Real Housewives of Suburban Midwest

I, of course, watched the premiere of Real Housewives of D.C. tonight. Because I lack a sense of shame. Or anything else to do with my time.

I mean, yes, that time could have been spent reading or playing an instrument (if I were talented) or, hell,  meditating or something. But it wasn’t. Because that woman who crashed the White House is on this season!!!


I was expecting major drama. I mean, you take all the craziness of the whole Real Housewives formula and add politics? A. Mazing.

But I was kind of disappointed. I mean, the only real fight happened when one of the women had the GALL to suggest that George W. Bush was a decent human being in her experience and maybe Obama doesn’t walk on water.



Well.
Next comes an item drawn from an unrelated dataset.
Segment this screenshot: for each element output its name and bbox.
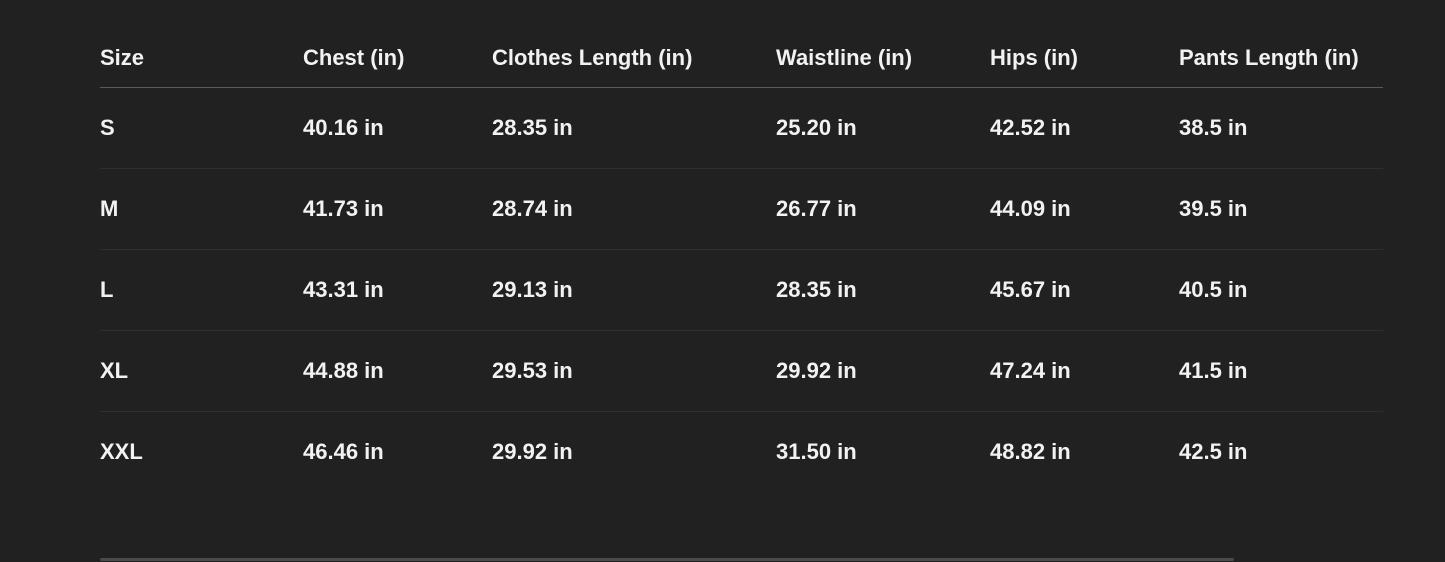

She’s clearly going to be left behind when the Obamessiah comes.

Other than that…not a whole lot happened. There was cattiness and of course people being obnoxious about their wealth, but no real craziness. (Like Jersey. Or the hour a week that I’m pretty sure God Himself watches Bravo.)
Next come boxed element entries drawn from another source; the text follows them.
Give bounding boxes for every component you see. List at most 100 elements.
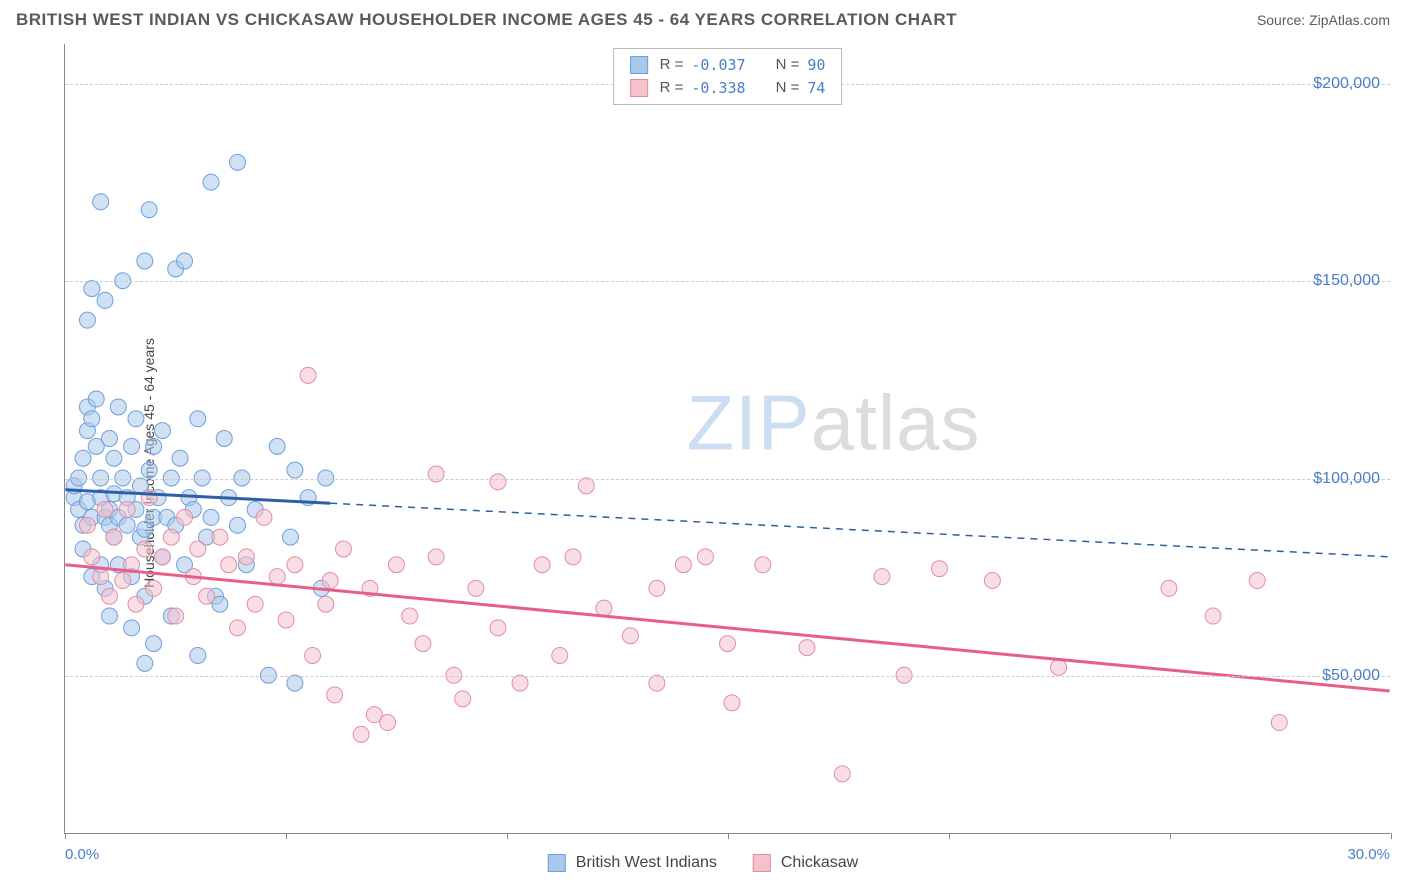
data-point (128, 596, 144, 612)
data-point (79, 312, 95, 328)
x-tick (1170, 833, 1171, 839)
data-point (287, 675, 303, 691)
data-point (269, 569, 285, 585)
data-point (101, 608, 117, 624)
data-point (318, 596, 334, 612)
data-point (221, 557, 237, 573)
data-point (106, 529, 122, 545)
plot-area: R = -0.037 N = 90 R = -0.338 N = 74 ZIPa… (64, 44, 1390, 834)
data-point (984, 573, 1000, 589)
x-axis-max-label: 30.0% (1347, 846, 1390, 863)
data-point (282, 529, 298, 545)
r-value-a: -0.037 (691, 54, 745, 77)
data-point (141, 202, 157, 218)
data-point (388, 557, 404, 573)
data-point (596, 600, 612, 616)
r-label: R = (660, 54, 684, 77)
data-point (79, 517, 95, 533)
data-point (238, 549, 254, 565)
data-point (512, 675, 528, 691)
data-point (256, 509, 272, 525)
data-point (278, 612, 294, 628)
data-point (300, 367, 316, 383)
data-point (137, 655, 153, 671)
data-point (84, 281, 100, 297)
y-tick-label: $50,000 (1322, 667, 1380, 685)
data-point (1205, 608, 1221, 624)
x-tick (507, 833, 508, 839)
data-point (305, 647, 321, 663)
data-point (287, 462, 303, 478)
data-point (172, 450, 188, 466)
y-tick-label: $200,000 (1313, 75, 1380, 93)
scatter-plot-svg (65, 44, 1390, 833)
data-point (154, 423, 170, 439)
data-point (578, 478, 594, 494)
data-point (649, 580, 665, 596)
data-point (428, 549, 444, 565)
legend-label-a: British West Indians (576, 854, 717, 872)
data-point (124, 620, 140, 636)
data-point (565, 549, 581, 565)
stats-row-b: R = -0.338 N = 74 (630, 77, 826, 100)
data-point (335, 541, 351, 557)
data-point (124, 438, 140, 454)
gridline (65, 281, 1390, 282)
data-point (230, 620, 246, 636)
data-point (353, 726, 369, 742)
trendline-dashed (330, 503, 1389, 557)
data-point (177, 253, 193, 269)
swatch-a-icon (630, 56, 648, 74)
data-point (534, 557, 550, 573)
data-point (84, 411, 100, 427)
data-point (141, 462, 157, 478)
x-tick (728, 833, 729, 839)
data-point (216, 431, 232, 447)
data-point (212, 529, 228, 545)
data-point (622, 628, 638, 644)
data-point (552, 647, 568, 663)
data-point (490, 474, 506, 490)
data-point (101, 431, 117, 447)
data-point (675, 557, 691, 573)
data-point (101, 588, 117, 604)
data-point (75, 450, 91, 466)
data-point (755, 557, 771, 573)
data-point (490, 620, 506, 636)
stats-row-a: R = -0.037 N = 90 (630, 54, 826, 77)
data-point (415, 636, 431, 652)
data-point (128, 411, 144, 427)
data-point (799, 640, 815, 656)
x-tick (1391, 833, 1392, 839)
chart-container: Householder Income Ages 45 - 64 years R … (16, 44, 1390, 882)
data-point (154, 549, 170, 565)
data-point (177, 509, 193, 525)
data-point (203, 509, 219, 525)
swatch-b-icon (630, 79, 648, 97)
data-point (146, 438, 162, 454)
data-point (106, 450, 122, 466)
data-point (168, 608, 184, 624)
y-tick-label: $150,000 (1313, 272, 1380, 290)
n-value-a: 90 (807, 54, 825, 77)
data-point (720, 636, 736, 652)
data-point (203, 174, 219, 190)
data-point (199, 588, 215, 604)
data-point (230, 154, 246, 170)
x-axis-min-label: 0.0% (65, 846, 99, 863)
x-tick (65, 833, 66, 839)
data-point (468, 580, 484, 596)
data-point (697, 549, 713, 565)
data-point (380, 715, 396, 731)
data-point (287, 557, 303, 573)
n-value-b: 74 (807, 77, 825, 100)
data-point (428, 466, 444, 482)
legend-swatch-a-icon (548, 854, 566, 872)
data-point (163, 529, 179, 545)
data-point (874, 569, 890, 585)
y-tick-label: $100,000 (1313, 470, 1380, 488)
data-point (137, 541, 153, 557)
legend-swatch-b-icon (753, 854, 771, 872)
stats-legend: R = -0.037 N = 90 R = -0.338 N = 74 (613, 48, 843, 105)
data-point (141, 490, 157, 506)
And okay, I was just in D.C., and I kind of feel like if you had taped my hotel room you could have gotten a better show.  I mean, really, guys. There was fighting. There was screaming. There was very nearly gunfire. My sister yelled at me and said something about how my uterus was inhospitable because I was such an insufferable…well, you get the idea. At one point I was crying in the middle of a grocery store in the ghetto.

Our 36 hours in D.C. lacked many things- like appropriate food, sleep, and a hotel that we knew anything about. But oh, was there DRAMA.